Pulmonary angiography continues to be the gold standard
for defining the pulmonary vascular anatomy and is performed
to identify whether chronic thromboembolic obstruction
is present, to determine its location and surgical accessibility,
and to rule out other diagnostic possibilities. Despite
concerns regarding the safety of performing pulmonary
angiography in patients with pulmonary hypertension, with
careful monitoring and modification of standard angiographic
procedures, pulmonary angiography can be performed safely
even in patients with severe pulmonary hypertension.21
Biplane imaging is preferred, offering the advantage of
lateral views that provide greater anatomic detail compared
with the overlapped and obscured vessel images often seen
in the anterior-posterior view. Interpretation of these
angiograms can be difficult in large measure because the
appearance of chonic thromboemboli bears little resemblance
to the well-defined, intraluminal filling defects of acute
pulmonary embolism. Maturation and organization of clot
results in vessel retraction and partial recanalization
resulting in several angiographic patterns suggestive
of chronic thromboembolic disease: (1) pouch defects;
(2) pulmonary artery webs or bands; (3) intimal irregularities;
(4) abrupt narrowing of major pulmonary vessels; and (5)

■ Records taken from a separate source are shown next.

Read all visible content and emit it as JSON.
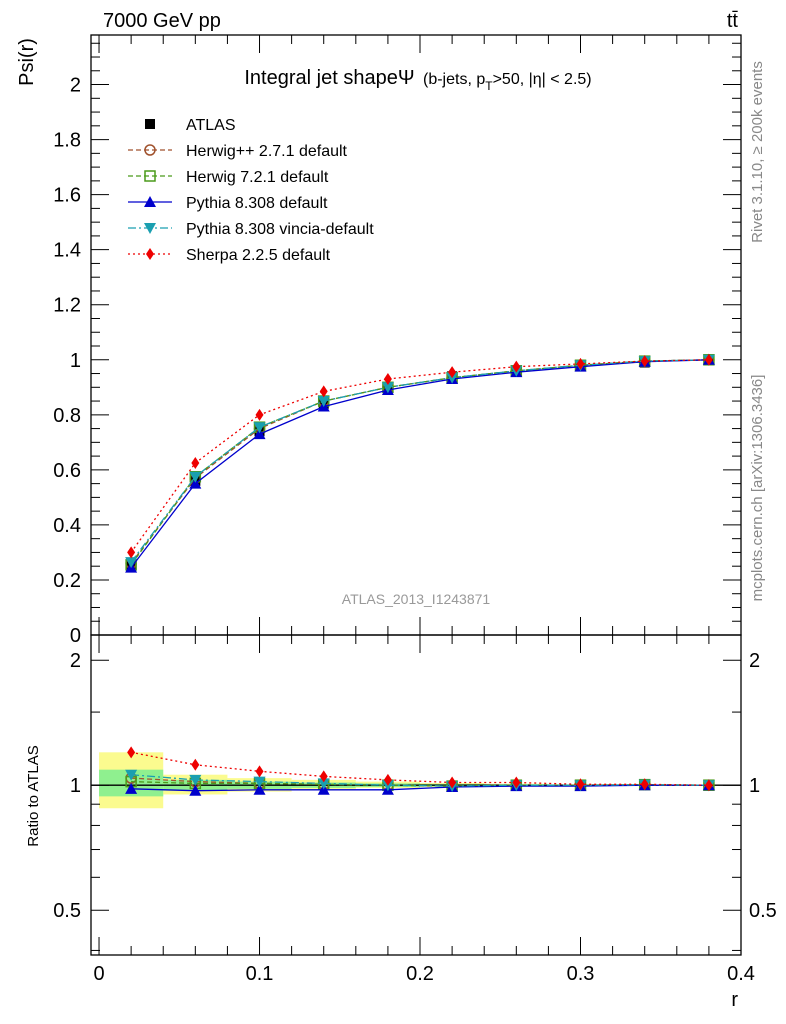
{
  "header": {
    "energy_label": "7000 GeV pp",
    "process_label": "tt̄",
    "rivet_label": "Rivet 3.1.10, ≥ 200k events",
    "mcplots_label": "mcplots.cern.ch [arXiv:1306.3436]",
    "analysis_label": "ATLAS_2013_I1243871"
  },
  "colors": {
    "ATLAS": "#000000",
    "Herwig++ 2.7.1 default": "#a0522d",
    "Herwig 7.2.1 default": "#4a9a1a",
    "Pythia 8.308 default": "#0000cc",
    "Pythia 8.308 vincia-default": "#1a9fb0",
    "Sherpa 2.2.5 default": "#ee0000",
    "band_inner": "#8ff08f",
    "band_outer": "#fbfb8f"
  },
  "chart_data": [
    {
      "type": "line",
      "title": "Integral jet shapeΨ",
      "title_extra": "(b-jets, p",
      "title_sub": "T",
      "title_tail": ">50, |η| < 2.5)",
      "ylabel": "Psi(r)",
      "xlabel": "",
      "xlim": [
        -0.005,
        0.4
      ],
      "ylim": [
        0,
        2.18
      ],
      "y_ticks": [
        "0",
        "0.2",
        "0.4",
        "0.6",
        "0.8",
        "1",
        "1.2",
        "1.4",
        "1.6",
        "1.8",
        "2"
      ],
      "x": [
        0.02,
        0.06,
        0.1,
        0.14,
        0.18,
        0.22,
        0.26,
        0.3,
        0.34,
        0.38
      ],
      "legend_position": "upper-left",
      "series": [
        {
          "name": "ATLAS",
          "marker": "square",
          "values": [
            0.25,
            0.56,
            0.74,
            0.84,
            0.9,
            0.94,
            0.96,
            0.98,
            0.99,
            1.0
          ]
        },
        {
          "name": "Herwig++ 2.7.1 default",
          "marker": "circle-open",
          "values": [
            0.26,
            0.57,
            0.75,
            0.85,
            0.9,
            0.935,
            0.96,
            0.98,
            0.995,
            1.0
          ]
        },
        {
          "name": "Herwig 7.2.1 default",
          "marker": "square-open",
          "values": [
            0.255,
            0.575,
            0.755,
            0.85,
            0.9,
            0.935,
            0.96,
            0.98,
            0.995,
            1.0
          ]
        },
        {
          "name": "Pythia 8.308 default",
          "marker": "triangle-up",
          "values": [
            0.245,
            0.55,
            0.73,
            0.83,
            0.89,
            0.93,
            0.955,
            0.975,
            0.993,
            1.0
          ]
        },
        {
          "name": "Pythia 8.308 vincia-default",
          "marker": "triangle-down",
          "values": [
            0.265,
            0.575,
            0.755,
            0.85,
            0.9,
            0.935,
            0.96,
            0.98,
            0.995,
            1.0
          ]
        },
        {
          "name": "Sherpa 2.2.5 default",
          "marker": "diamond",
          "values": [
            0.3,
            0.625,
            0.8,
            0.885,
            0.93,
            0.955,
            0.975,
            0.985,
            0.995,
            1.0
          ]
        }
      ]
    },
    {
      "type": "line",
      "title": "",
      "ylabel": "Ratio to ATLAS",
      "xlabel": "r",
      "ylim": [
        0.39,
        2.3
      ],
      "y_scale": "log",
      "y_ticks": [
        "0.5",
        "1",
        "2"
      ],
      "x_ticks": [
        "0",
        "0.1",
        "0.2",
        "0.3",
        "0.4"
      ],
      "x": [
        0.02,
        0.06,
        0.1,
        0.14,
        0.18,
        0.22,
        0.26,
        0.3,
        0.34,
        0.38
      ],
      "bin_edges": [
        0.0,
        0.04,
        0.08,
        0.12,
        0.16,
        0.2,
        0.24,
        0.28,
        0.32,
        0.36,
        0.4
      ],
      "band_inner": [
        [
          0.94,
          1.09
        ],
        [
          0.97,
          1.03
        ],
        [
          0.98,
          1.02
        ],
        [
          0.985,
          1.015
        ],
        [
          0.99,
          1.01
        ],
        [
          0.993,
          1.007
        ],
        [
          0.995,
          1.005
        ],
        [
          0.997,
          1.003
        ],
        [
          0.998,
          1.002
        ],
        [
          0.999,
          1.001
        ]
      ],
      "band_outer": [
        [
          0.88,
          1.2
        ],
        [
          0.95,
          1.06
        ],
        [
          0.965,
          1.04
        ],
        [
          0.975,
          1.03
        ],
        [
          0.985,
          1.02
        ],
        [
          0.99,
          1.012
        ],
        [
          0.993,
          1.008
        ],
        [
          0.995,
          1.005
        ],
        [
          0.997,
          1.003
        ],
        [
          0.999,
          1.001
        ]
      ],
      "series": [
        {
          "name": "Herwig++ 2.7.1 default",
          "values": [
            1.04,
            1.02,
            1.01,
            1.005,
            1.0,
            0.995,
            1.0,
            1.0,
            1.003,
            1.0
          ]
        },
        {
          "name": "Herwig 7.2.1 default",
          "values": [
            1.02,
            1.01,
            1.01,
            1.005,
            1.0,
            0.995,
            1.0,
            1.0,
            1.003,
            1.0
          ]
        },
        {
          "name": "Pythia 8.308 default",
          "values": [
            0.98,
            0.97,
            0.975,
            0.975,
            0.975,
            0.99,
            0.995,
            0.995,
            1.0,
            1.0
          ]
        },
        {
          "name": "Pythia 8.308 vincia-default",
          "values": [
            1.06,
            1.03,
            1.02,
            1.01,
            1.0,
            0.995,
            1.0,
            1.0,
            1.003,
            1.0
          ]
        },
        {
          "name": "Sherpa 2.2.5 default",
          "values": [
            1.2,
            1.12,
            1.08,
            1.05,
            1.03,
            1.015,
            1.015,
            1.005,
            1.005,
            1.0
          ]
        }
      ]
    }
  ]
}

obstruction of main, lobar, or segmental pulmonary arteries,
frequently at their point of origin 22 (Figure
3). However, competing diagnoses exhibit angiographic
findings similar to those encountered with chronic thromboembolic
disease. For instance, areas of focal vessel narrowing,
or “bands,” can be seen as a feature of congenital stenosis
of the pulmonary arteries as well as of medium- or large-vessel
arteritis. Total obstruction or abrupt narrowing of the
central pulmonary arteries can be a feature of an intravascular
process such as pulmonary vascular tumors or extravascular
compression from lung carcinoma, hilar or mediastinal
adenopathy, or mediastinal fibrosis. Since chronic thromboembolic
disease is usually bilateral, the presence of unilateral
central pulmonary artery obstuction should always prompt
consideration of one of these rival diagnoses.